The soft memory limit GOMEMLIMIT (12.7) is another consumer of the same books. When the actual occupation, something like Sys - HeapReleased, approaches the limit, the runtime proactively lowers the effective reclamation target and steps up returning idle physical pages to the OS (/gc/gomemlimit:bytes is the current limit), trading more frequent reclamation for staying within bounds. This path takes the tighter of the two constraints with GOGC, and together they determine NextGC.

So the loop closes: allocation writes down HeapAlloc, HeapObjects, TotalAlloc; the pacer reads them to compute NextGC and the marking rhythm; reclamation in turn rewrites these counts, and the next round sets its tempo from the new values. The bookkeeping is not a bystander; it is the sensor of the control system.

flowchart LR
    A["allocate / sweep<br/>update memstats"] --> S["HeapAlloc / HeapObjects<br/>TotalAlloc (allocation rate)"]
    S --> P["GC pacer (13.3)<br/>compute by GOGC / GOMEMLIMIT"]
    P --> N["NextGC: next-round target heap"]
    N --> A
    S -.read.-> R["ReadMemStats<br/>runtime/metrics<br/>pprof"]

12.8.5 How to Read It in pprof and Monitoring

Down at the tooling level, this data has a few common entry points. The /debug/pprof/heap of net/http/pprof gives the heap profile (which piece of code allocated how much); its top # runtime.MemStats comment block prints exactly the fields above, and is the first glance for quickly judging the shape. On the command line, GODEBUG=gctrace=1 prints one line per GC round, in which the CPU fraction is GCCPUFraction and the pause is the value of PauseNs for that round.
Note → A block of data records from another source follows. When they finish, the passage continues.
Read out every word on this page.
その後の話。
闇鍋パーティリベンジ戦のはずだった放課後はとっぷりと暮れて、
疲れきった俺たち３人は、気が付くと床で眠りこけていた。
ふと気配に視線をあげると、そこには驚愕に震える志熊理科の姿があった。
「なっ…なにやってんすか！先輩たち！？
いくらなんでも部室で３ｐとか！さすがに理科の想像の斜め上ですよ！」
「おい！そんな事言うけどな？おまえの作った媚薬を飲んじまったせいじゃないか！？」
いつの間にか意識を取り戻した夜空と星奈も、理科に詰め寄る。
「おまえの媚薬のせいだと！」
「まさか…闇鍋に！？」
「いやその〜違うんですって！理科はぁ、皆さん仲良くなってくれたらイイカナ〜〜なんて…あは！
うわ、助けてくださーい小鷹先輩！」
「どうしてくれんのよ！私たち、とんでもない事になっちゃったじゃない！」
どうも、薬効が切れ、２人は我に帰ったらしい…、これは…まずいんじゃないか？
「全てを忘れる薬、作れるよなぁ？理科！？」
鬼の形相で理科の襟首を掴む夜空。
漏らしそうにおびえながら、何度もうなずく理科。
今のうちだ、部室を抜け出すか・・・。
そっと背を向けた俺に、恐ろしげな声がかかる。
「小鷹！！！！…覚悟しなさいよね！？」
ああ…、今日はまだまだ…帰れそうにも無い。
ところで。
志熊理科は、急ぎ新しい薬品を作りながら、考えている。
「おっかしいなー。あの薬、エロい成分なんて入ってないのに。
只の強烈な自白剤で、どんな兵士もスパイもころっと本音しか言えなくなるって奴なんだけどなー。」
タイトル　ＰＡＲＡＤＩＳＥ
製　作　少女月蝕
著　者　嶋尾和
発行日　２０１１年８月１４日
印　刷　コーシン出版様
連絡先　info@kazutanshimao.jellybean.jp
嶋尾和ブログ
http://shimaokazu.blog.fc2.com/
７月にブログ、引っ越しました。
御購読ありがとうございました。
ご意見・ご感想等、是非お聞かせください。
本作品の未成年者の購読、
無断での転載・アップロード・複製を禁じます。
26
Monitoring systems, by contrast, should go through runtime/metrics: periodically metrics.Read a chosen few metrics and export them to a backend like Prometheus. The typical questions to answer and the corresponding metrics are a fixed few groups: whether there is a leak, watch whether /gc/heap/objects:objects rises monotonically; physical occupation, take /memory/classes/total:bytes minus /memory/classes/heap/released:bytes; whether GC is too frequent, watch the growth rate of /gc/cycles/total:gc-cycles; whether pauses exceed limits, watch the tail quantile of the /gc/pauses:seconds histogram. Plot these few as time series and the process’s memory behavior is plain to see, without stopping the whole world for a single sample.

When reading these numbers, always carry that dividing line from 12.8.1: address space (the Sys series) is naturally on the large side, and what truly measures “how much memory the program ate” is the pile actually in use. Confusing the two is the most common, and most time-wasting, misjudgment in memory troubleshooting.